Вечером он вымылся в ушате горячей воды, которая была приготовлена для него в маленькой комнате в конце коридора, надел темно-синюю рубашку и рейтузы и вместе с Бертольдо пошел на ужин в кабинет Лоренцо. Он волновался. О чем он там будет говорить? Ведь Платоновская академия слыла интеллектуальным центром Европы, университетом и печатней, источником всей литературы, исследовательницей мира — она поставила своей целью превратить Флоренцию во вторые Афины. Если бы он только слушал своего учителя Урбино, когда тот читал ему древнегреческие манускрипты!

В камине потрескивал огонь, бронзовые лампы на письменном столе Лоренцо струили теплый свет, во всем чувствовалась приятная атмосфера содружества. К невысокому столу было придвинуто семь стульев. Полки с книгами, греческие рельефы, ларцы с камеями и амулетами придавали комнате уют и интимность. Ученые встретили его просто, без всяких церемоний и снова заговорили о сравнительных достоинствах медицины и астрологии как науки, тем самым дав Микеланджело возможность хорошенько вглядеться во всех четырех собеседников, считавшихся выдающимися умами Италии.

Марсилио Фичино, которому было теперь пятьдесят семь лет, основал Платоновскую академию для Козимо, деда Лоренцо. Это был тщедушный, невысокий человек, страдающий ипохондрией; несмотря на недуги, он перевел всего Платона и стал живым справочником по древней философии; изучив и многое переведя из мудрости египтян, он проштудировал затем всех древних мыслителей от Аристотеля и александрийцев до последователей Конфуция и Зороастры. Отец готовил его к врачебному поприщу, поэтому Фичино был хорошо осведомлен в естественных науках. Он способствовал появлению книгопечатания во Флоренции. Его собственные труды славились по всей Европе, ученые многих стран ехали к нему послушать лекции.

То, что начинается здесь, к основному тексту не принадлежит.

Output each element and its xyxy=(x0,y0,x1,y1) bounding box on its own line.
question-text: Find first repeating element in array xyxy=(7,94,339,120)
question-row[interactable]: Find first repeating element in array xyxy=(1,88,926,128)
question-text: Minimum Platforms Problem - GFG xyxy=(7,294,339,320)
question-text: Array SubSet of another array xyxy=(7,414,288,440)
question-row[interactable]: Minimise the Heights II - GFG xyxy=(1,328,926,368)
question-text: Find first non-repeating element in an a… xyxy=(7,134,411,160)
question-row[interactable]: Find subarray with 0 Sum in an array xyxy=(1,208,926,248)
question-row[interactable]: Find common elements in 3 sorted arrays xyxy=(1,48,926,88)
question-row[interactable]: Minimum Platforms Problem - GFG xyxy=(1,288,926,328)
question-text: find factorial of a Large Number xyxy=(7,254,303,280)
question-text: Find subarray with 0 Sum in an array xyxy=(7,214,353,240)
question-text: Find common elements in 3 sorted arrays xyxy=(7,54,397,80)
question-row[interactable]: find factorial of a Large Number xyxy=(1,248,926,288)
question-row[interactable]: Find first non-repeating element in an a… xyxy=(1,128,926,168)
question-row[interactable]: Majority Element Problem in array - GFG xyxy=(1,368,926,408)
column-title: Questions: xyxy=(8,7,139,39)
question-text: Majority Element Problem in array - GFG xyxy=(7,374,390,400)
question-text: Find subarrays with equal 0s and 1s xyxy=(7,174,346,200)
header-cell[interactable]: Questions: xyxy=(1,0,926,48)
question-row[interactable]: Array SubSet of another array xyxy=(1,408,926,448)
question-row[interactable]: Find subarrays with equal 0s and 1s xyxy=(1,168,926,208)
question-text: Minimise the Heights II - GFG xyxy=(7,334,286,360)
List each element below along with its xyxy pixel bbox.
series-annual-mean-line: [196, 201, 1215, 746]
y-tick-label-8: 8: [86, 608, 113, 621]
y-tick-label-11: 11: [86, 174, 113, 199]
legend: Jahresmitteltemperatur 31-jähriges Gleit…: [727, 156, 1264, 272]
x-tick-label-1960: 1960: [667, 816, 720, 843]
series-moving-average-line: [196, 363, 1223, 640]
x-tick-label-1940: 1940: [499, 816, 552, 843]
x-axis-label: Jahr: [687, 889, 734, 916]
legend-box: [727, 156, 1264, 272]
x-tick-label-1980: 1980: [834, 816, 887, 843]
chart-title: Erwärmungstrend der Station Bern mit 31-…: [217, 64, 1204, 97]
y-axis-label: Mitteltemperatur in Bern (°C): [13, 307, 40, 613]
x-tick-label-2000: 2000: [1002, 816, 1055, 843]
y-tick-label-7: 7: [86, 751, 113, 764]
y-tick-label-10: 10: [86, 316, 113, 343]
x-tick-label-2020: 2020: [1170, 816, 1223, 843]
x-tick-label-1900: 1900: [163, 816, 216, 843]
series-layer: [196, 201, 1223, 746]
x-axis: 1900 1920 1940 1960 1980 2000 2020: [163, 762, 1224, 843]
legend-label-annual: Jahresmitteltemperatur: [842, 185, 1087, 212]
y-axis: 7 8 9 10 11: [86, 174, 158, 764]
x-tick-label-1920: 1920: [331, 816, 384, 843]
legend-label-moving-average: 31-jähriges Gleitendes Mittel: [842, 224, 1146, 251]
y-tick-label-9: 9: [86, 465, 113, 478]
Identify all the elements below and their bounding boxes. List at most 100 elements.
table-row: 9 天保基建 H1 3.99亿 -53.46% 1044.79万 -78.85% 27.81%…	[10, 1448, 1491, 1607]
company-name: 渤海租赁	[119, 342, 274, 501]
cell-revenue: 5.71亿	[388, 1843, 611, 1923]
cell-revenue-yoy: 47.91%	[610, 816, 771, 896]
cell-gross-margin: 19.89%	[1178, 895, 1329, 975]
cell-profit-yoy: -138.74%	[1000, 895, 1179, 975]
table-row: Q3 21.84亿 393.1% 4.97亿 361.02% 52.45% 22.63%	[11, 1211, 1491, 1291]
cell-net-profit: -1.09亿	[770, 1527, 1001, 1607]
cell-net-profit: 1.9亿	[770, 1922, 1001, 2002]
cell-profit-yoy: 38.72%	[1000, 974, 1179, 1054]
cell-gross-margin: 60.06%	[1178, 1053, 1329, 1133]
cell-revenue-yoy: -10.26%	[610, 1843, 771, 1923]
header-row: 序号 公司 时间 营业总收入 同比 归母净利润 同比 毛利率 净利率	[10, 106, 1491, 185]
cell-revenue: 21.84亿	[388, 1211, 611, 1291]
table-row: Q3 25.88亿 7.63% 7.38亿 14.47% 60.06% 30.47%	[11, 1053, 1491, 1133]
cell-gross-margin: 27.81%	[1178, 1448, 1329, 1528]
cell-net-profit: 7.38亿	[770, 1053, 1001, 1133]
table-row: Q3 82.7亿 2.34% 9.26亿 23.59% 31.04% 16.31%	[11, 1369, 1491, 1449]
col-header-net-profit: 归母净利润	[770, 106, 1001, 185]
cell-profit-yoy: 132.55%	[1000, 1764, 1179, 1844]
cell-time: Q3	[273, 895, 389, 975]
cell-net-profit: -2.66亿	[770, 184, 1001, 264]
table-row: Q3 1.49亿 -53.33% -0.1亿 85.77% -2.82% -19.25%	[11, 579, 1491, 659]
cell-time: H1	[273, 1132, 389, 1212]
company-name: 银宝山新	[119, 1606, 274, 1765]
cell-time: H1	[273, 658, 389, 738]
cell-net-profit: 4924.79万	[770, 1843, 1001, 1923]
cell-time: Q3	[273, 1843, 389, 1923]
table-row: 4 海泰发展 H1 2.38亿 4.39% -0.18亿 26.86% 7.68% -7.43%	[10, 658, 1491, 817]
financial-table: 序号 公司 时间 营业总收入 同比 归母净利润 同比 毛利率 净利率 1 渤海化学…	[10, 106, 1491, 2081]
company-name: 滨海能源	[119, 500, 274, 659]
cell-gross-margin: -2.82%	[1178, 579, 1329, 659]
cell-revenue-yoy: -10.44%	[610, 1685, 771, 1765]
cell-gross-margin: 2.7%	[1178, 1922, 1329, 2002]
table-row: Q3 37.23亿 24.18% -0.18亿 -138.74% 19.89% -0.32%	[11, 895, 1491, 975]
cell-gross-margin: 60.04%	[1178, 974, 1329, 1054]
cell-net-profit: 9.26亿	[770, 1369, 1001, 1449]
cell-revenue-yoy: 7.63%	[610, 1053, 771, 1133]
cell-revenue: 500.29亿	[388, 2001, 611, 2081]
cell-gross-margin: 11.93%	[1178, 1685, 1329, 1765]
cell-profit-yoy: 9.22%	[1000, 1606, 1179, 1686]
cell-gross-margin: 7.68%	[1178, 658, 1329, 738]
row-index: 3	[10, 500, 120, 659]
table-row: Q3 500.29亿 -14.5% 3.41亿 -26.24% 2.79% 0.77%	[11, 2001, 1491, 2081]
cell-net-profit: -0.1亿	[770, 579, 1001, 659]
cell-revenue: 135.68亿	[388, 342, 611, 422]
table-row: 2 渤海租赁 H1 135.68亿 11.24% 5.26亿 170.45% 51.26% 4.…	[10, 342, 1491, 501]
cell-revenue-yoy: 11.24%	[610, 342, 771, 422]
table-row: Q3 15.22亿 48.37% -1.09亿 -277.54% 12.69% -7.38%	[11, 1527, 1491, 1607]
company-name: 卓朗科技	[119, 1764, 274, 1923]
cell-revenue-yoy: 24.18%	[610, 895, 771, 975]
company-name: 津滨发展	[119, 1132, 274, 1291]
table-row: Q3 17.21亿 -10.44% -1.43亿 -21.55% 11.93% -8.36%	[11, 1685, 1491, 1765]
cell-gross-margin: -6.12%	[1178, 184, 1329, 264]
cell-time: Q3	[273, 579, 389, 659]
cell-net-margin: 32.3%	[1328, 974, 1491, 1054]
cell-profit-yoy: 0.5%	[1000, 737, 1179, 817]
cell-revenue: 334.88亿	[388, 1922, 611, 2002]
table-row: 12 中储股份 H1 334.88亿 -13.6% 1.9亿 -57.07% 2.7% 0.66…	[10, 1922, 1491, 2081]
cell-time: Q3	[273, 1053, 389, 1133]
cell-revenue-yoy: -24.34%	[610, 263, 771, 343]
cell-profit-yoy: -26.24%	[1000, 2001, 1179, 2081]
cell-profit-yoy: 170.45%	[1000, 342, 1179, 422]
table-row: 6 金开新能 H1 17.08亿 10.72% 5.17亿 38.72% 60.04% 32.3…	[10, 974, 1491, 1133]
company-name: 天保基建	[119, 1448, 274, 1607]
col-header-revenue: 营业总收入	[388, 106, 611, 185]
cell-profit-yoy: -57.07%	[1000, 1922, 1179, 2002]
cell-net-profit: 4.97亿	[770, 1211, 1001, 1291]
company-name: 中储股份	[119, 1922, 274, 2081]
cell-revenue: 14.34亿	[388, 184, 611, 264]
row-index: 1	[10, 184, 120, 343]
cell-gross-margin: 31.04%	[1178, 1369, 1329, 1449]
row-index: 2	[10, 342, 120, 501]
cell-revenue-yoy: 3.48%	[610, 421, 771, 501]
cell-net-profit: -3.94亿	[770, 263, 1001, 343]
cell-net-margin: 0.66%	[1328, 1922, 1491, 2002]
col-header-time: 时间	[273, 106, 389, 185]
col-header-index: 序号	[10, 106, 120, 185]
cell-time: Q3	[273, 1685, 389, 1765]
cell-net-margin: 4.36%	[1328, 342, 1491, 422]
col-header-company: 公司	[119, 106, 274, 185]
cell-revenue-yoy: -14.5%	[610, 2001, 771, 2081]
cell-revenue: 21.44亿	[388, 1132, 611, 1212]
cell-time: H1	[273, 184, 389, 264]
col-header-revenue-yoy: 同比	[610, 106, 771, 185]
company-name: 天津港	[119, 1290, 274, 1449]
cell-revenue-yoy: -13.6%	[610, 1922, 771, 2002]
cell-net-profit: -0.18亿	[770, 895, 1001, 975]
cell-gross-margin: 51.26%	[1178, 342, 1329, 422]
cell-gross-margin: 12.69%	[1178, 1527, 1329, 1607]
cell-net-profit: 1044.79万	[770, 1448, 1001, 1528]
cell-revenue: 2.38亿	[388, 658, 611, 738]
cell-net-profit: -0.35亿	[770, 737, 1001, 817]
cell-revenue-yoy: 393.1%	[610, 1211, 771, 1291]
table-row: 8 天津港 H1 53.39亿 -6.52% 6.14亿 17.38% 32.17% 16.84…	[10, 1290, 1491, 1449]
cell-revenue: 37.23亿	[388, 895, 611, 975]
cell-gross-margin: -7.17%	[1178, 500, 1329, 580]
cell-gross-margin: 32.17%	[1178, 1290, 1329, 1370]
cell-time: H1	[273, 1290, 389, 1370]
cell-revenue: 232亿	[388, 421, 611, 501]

В своей прекрасной вилле в Кареджи, которую для него по приказу Козимо построил Микелоццо и которой распоряжались теперь его племянницы, он зажег негасимую лампаду перед бюстом Платона. Он пытался канонизировать Платона как «самого лучшего из учеников Христа» — это было одновременно и ересью, и извращением истории, за что Рим едва не отлучил его от церкви. Племянницы Фичино ядовито говорили про него: «Он может прочитать наизусть целый диалог из Платона, но вечно забывает, где оставил свои домашние туфли».

Затем Микеланджело обратил свое внимание на Кристофоро Ландино. Ландино исполнилось шестьдесят шесть лет, когда-то он был еще наставником отца Лоренцо. Пьеро Подагрика. Впоследствии учитель самого Лоренцо, блестящий писатель и лектор, он способствовал освобождению умов флорентинцев от оков догмы и ратовал за применение научных знаний в жизни. Когда-то он играл роль доверенного секретаря Синьории, был опытным политиком и главой кружка ближайших сторонников Медичи при всех трех правителях. Выдающийся знаток творчества Данте, он снабдил своим комментарием первое издание «Божественной комедии», напечатанное во Флоренции. Всю жизнь он занимался преимущественно изучением разговорного итальянского языка. Почти единоличными своими стараниями он превратил его из презираемого наречия в уважаемый, полноправный язык, переведя на него сочинения Плиния, Горация, Вергилия.

Во Флоренции был широко известен выдвинутый им революционный девиз: «Самым законным основанием для действия является высокая идея и знание». В лице Лоренцо он видел героя Платоновой республики: «Идеальный правитель города — это ученый».